Древняя молитва облегчала ее. Она давала надежду на спасение.
— Помилуй мя, Боже, по велицей милости Твоей, — читал чтец, — и по множеству щедрот Твоих очисти беззаконие мое. Наипаче омый мя от беззакония моего, и от греха моего очисти мя: яко беззаконие мое аз знаю, и грех мой предо мною есть выну. Тебе единому согреших и лукавое пред Тобою сотворих…
Все это так отвечало мыслям и настроению Полежаева и Осетрова.
— Окропиши мя иссопом и паче снега убелюся. Слуху моему даси радость и веселие; возрадуются кости смиренные… Сердце чисто созижди во мне, Боже, и дух прав обнови во утробе моей…
«О, Господи, — думал Полежаев, — но когда же, когда же это будет!»
— Плещма Своима осенит тя… Не убоишися от страха нощнаго, от стрелы летящия во дни… Падет от страны твоея тысяща и тьма одесную тебе, к тебе же не приближится… На руках возмут тя, да не когда преткнеши о камень ногу твою; на аспида и василиска наступиши и попереши льва и змия.
Надеждой и верой в победу и спасение звучали эти смелые слова.
Кругом вздыхали и шептали слова молитв, и никогда, никогда такой горячей молитвы не знала эта маленькая церковь. Этим людям осталась только молитва. У них новое рабоче-крестьянское правительство отняло все: отняло собственность, право на труд, свободу, честь, право любить. — Им пока осталась молитва, да и молиться приходилось украдкой, ранним утром, когда после кровавой бани спит «Вечека», и палачи потягиваются на краденых постелях. И люди молились и искали помощи у Бога.
«Господи помилуй, Господи помилуй»… — сорок раз повторял чтец и не было это скучно и непонятно, но и сто раз повтори он эти слова, и послушно шептали бы за ним уста этих людей: Господи помилуй!
Ничего не оставалось больше!!.
Началась литургия. На правом клиросе пел небольшой, хорошо спевшийся хор. Тут были певцы и певицы из оперы, здесь, на клиросе бедной церкви, забывавшие позор вечернего служения царствующему жиду, хаму и спекулянту, здесь пели гимназисты и гимназистки, бросившие учиться, потому что увидали безплодность советской науки…

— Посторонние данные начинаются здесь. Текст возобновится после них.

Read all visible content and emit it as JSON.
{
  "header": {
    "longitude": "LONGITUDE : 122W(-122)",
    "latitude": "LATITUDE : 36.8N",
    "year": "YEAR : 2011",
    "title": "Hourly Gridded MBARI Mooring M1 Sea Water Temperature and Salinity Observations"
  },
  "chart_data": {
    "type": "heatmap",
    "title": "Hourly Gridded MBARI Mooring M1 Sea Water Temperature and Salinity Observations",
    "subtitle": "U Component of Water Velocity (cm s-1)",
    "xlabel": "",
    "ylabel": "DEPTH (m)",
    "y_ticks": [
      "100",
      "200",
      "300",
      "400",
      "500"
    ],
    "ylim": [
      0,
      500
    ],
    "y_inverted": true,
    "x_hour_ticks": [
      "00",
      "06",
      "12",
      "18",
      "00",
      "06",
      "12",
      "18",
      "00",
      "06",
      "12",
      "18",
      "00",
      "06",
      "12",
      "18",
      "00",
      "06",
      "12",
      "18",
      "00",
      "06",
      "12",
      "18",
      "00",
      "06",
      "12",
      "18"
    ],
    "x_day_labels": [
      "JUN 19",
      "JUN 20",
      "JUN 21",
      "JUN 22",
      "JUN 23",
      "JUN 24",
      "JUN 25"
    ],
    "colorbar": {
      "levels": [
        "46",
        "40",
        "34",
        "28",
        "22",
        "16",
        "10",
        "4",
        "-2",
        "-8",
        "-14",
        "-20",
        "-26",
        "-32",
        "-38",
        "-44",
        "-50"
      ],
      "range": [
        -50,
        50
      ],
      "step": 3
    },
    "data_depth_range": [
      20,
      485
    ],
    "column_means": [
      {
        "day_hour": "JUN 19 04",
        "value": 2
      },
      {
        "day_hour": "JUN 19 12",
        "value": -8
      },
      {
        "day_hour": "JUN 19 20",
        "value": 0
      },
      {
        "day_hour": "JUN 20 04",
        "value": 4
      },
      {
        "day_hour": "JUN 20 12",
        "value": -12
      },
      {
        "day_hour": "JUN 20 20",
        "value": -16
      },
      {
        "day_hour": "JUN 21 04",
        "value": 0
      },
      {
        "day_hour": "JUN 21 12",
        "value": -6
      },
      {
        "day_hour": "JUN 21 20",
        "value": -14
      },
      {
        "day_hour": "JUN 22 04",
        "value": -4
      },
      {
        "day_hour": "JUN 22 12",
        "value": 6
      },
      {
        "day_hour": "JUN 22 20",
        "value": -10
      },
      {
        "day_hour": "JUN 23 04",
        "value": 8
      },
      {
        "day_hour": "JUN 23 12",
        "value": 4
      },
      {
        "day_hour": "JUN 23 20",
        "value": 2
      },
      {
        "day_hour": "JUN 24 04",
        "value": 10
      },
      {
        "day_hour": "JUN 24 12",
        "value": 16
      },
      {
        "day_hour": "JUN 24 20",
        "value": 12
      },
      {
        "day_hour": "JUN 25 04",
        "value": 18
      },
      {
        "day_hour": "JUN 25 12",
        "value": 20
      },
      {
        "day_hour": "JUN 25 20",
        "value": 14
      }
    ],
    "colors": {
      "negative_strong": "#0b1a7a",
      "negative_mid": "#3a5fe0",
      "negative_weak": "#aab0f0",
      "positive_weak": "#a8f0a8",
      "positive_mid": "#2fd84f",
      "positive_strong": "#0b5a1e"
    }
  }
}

Мягко начали петь «Единородный Сыне и Слове Божий», но когда дошло до конца, страстным воплем, по всей церкви раздалось: «Спаси нас! спаси нас! спаси нас!»

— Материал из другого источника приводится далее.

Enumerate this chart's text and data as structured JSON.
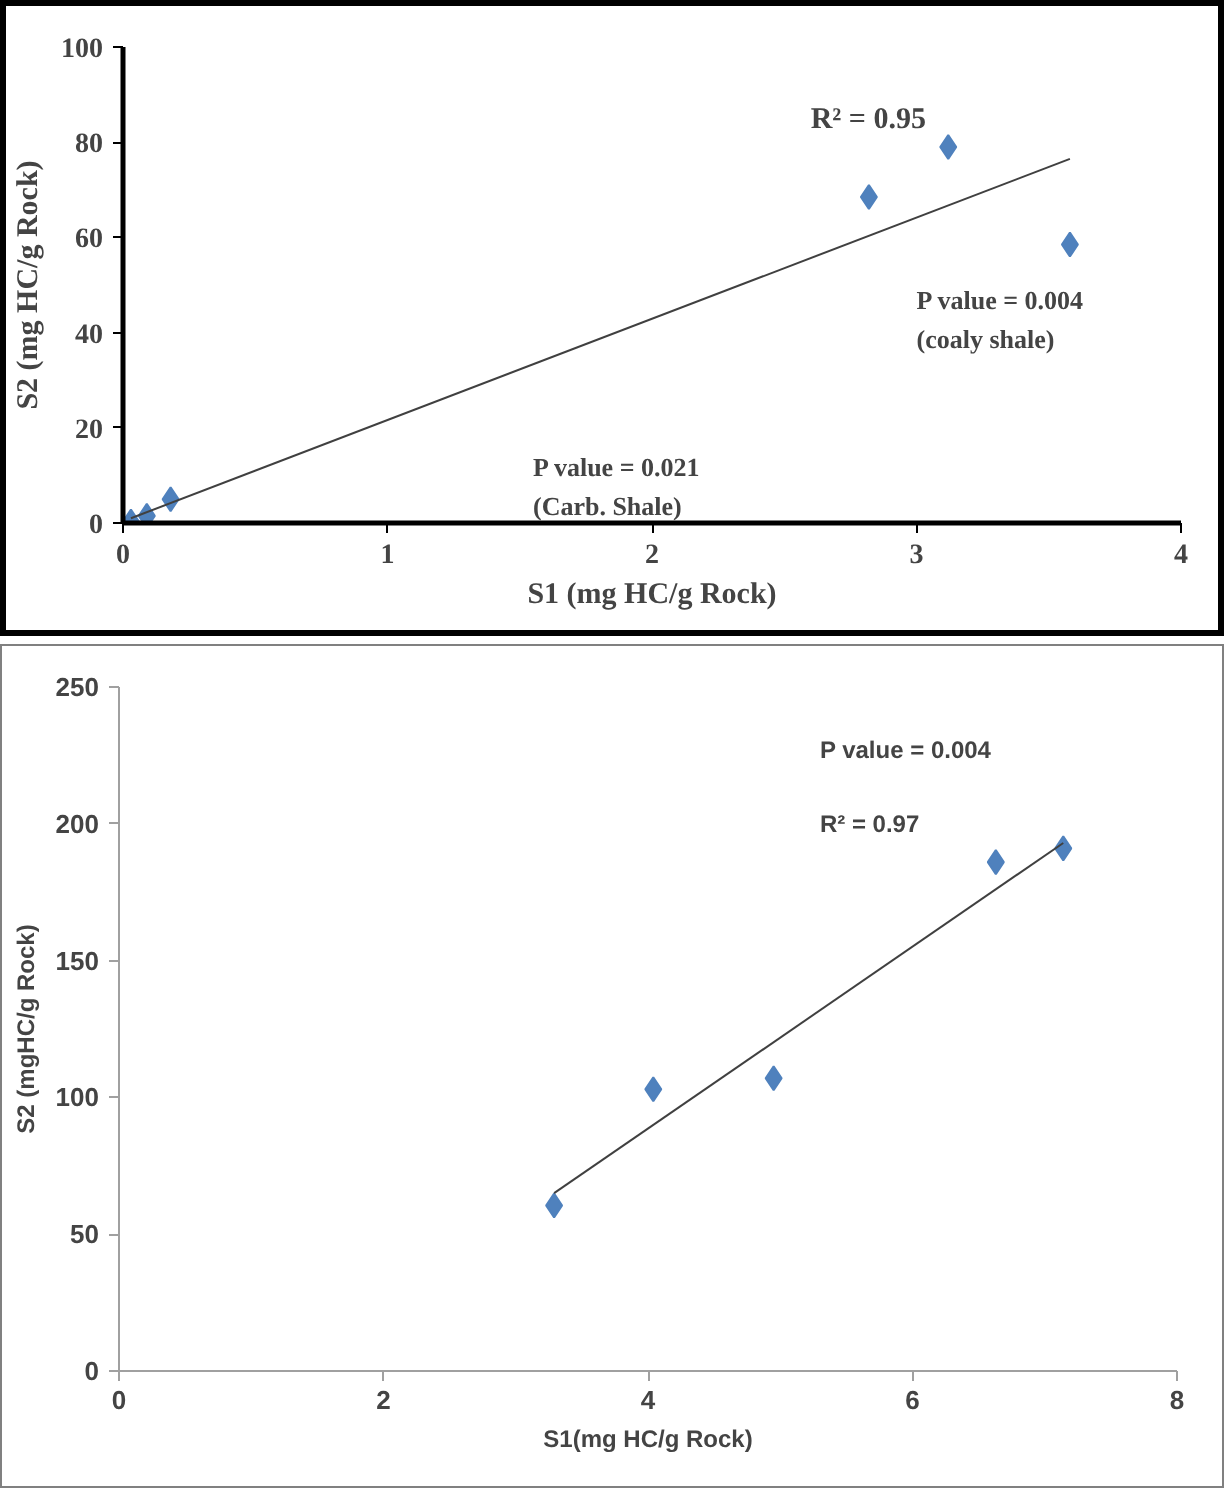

Вся церковь рухнула на колени. В полутьме видны были плачущие лица, люди сгибались и припадали лицами к полу. «Спаси нас, спаси нас!» — стоном гудело кругом…
— Пойдем, — прошептал Осетров Полежаеву, — я не могу больше!
И когда спустились они вниз по лестнице, переполненной молящимися, и проходили мимо образа внизу, сверху неслось трогательное, точно порхающее: «Святый Боже, святый крепкий, святый безсмертный, помилуй нас!»…
Чуть светало. Мутно рисовались на другой стороне низкие постройки казарм Егерского полка. Наступал бледный холодный день. Небо зеленело на востоке. Полежаев с удивлением заметил, что по лицу Осетрова текли слезы. «Хорош коммунист, — подумал он. — И Ленин смеет говорить, что религия — опиум для народа».
Они обогнали странную группу. Женщина везла на ручных санках полуобнаженный труп. Сзади бежала девочка лет пяти. Санки скрипели по замерзшим камням и ехали неровно, толчками. Труп был привязан к ним сахарными веревками, и босые ноги волочились по мостовой. Лицо покойника было исхудалое и зеленовато-белое, и та, которая везла его, имела такое же зеленовато-белое лицо. Она часто останавливалась, чтобы перевести дух. Ей не под силу было везти покойника.
— Позвольте, сударыня, я вам помогу, — сказал, подходя к ней, Осетров.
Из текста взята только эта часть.